Scientific backing for MLB outcome prediction.
Our pipeline synthesizes historical play-by-play data with modern sabermetric theory and atmospheric physics. This page details the academic foundations of our model architecture.
Baseline Architecture
Model Methodology
We employ a dual-layered feature vector processed through a calibrated Logistic Regression model to isolate talent from variance.
- Predictive Accuracy of FIP (DIPS Theory) The model prioritizes Fielding Independent Pitching (FIP) over ERA. Based on Voros McCracken’s DIPS (2001), we isolate events a pitcher controls (K, BB, HR). Research confirms FIP stabilizes in ~100 innings, whereas ERA requires 500+ to filter defensive noise. McCracken, V. (2001). Pitching and Defense. Baseball Prospectus.
- Linear Weights & wOBA Integration Our offensive signals utilize Weighted On-Base Average (wOBA). Unlike OPS or AVG, wOBA is derived from RE24 run expectancy matrices, correctly weighting a double (approx. 1.25 runs) vs a single (approx. 0.9 runs). Tango, T. M., et al. (2007). The Book: Playing the Percentages in Baseball.
- Logistic Regression for Noisy Binary Outcomes For sports betting, we favor Logistic Regression for its robustness to stochastic noise. Unlike GBDT (XGBoost), LR naturally produces well-calibrated probabilities, reducing Brier Score variance in high-randomness environments. Bradbury, J. C. (2007). Does the Pitcher Matter? Journal of Sports Economics.
- Market Efficiency & Closing Line Value (CLV) We evaluate model performance primarily through CLV. As a semi-strong efficient market, the closing line incorporates all situational data (injuries, sharp action). Consistent CLV is the statistically valid predictor of long-term ROI. Thaler, R. H., & Ziemba, W. T. (1988). Parimutuel Betting Markets.
Active Development
Strategic Roadmap
Our upcoming integrations focus on situational physics and latent skill variables that market averages often under-weight.

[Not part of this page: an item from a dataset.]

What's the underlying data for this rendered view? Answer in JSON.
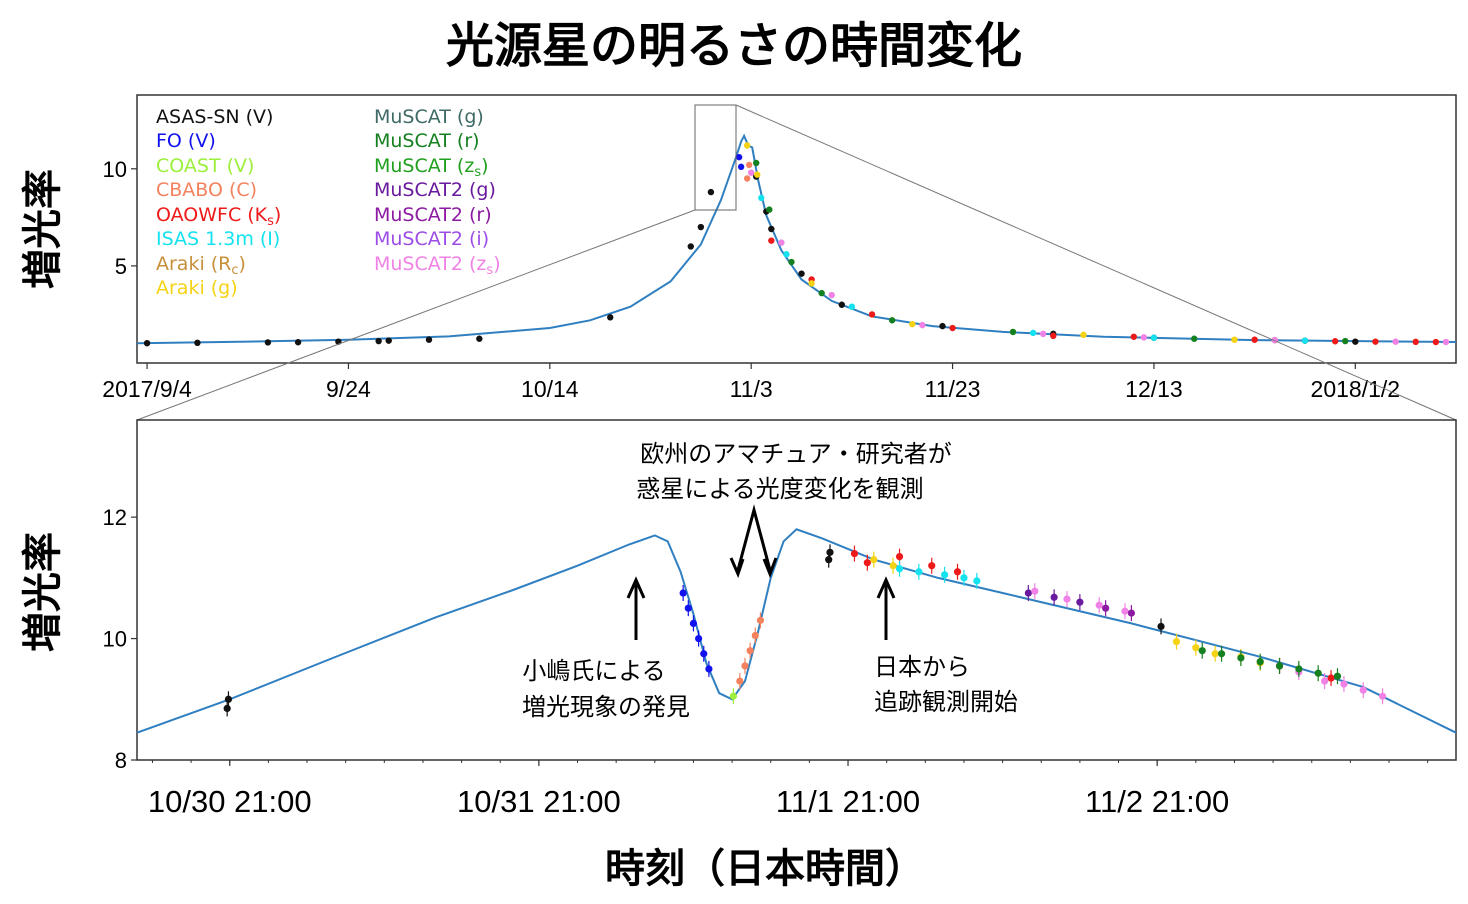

- Hierarchical Bayesian Catcher Framing We are implementing a Bayesian model to estimate "Strike Rate" by treating the catcher as a random effect in a multi-level model. This isolates a catcher's framing value from umpire and pitcher bias. Deshpande, S. K., & Wyner, A. J. (2017). Bayesian Model of Pitch Framing.
- Atmospheric Physics & Air Density Adjustments Integrating dynamic coefficients for air density ($\rho$). For every 10°F rise in temperature, ball flight increases by ~3.3ft due to reduced drag. We track game-time dew point and pressure to adjust home run probabilities. Nathan, A. M. (2008). The effect of spin on the flight of a baseball.
- Fatigue Mechanics & TTTO Penalty Tracking the "Times Through The Order" (TTTO) penalty and bullpen pitch-counts over the trailing 48 hours. Fresh high-velocity relievers consistently outperform tiring starters facing a lineup for the third time. Lichtman, M. G. (2013). The Third Time Through the Order.
- Statcast Matchup Vectors (xwOBA) Utilizing Exit Velocity (EV) and Launch Angle (LA) distributions to construct expected metrics. This captures "hard-hit" form that traditional box scores miss, providing a purer signal of future offensive output. Savant/Statcast (2024). Expected Metrics Methodology.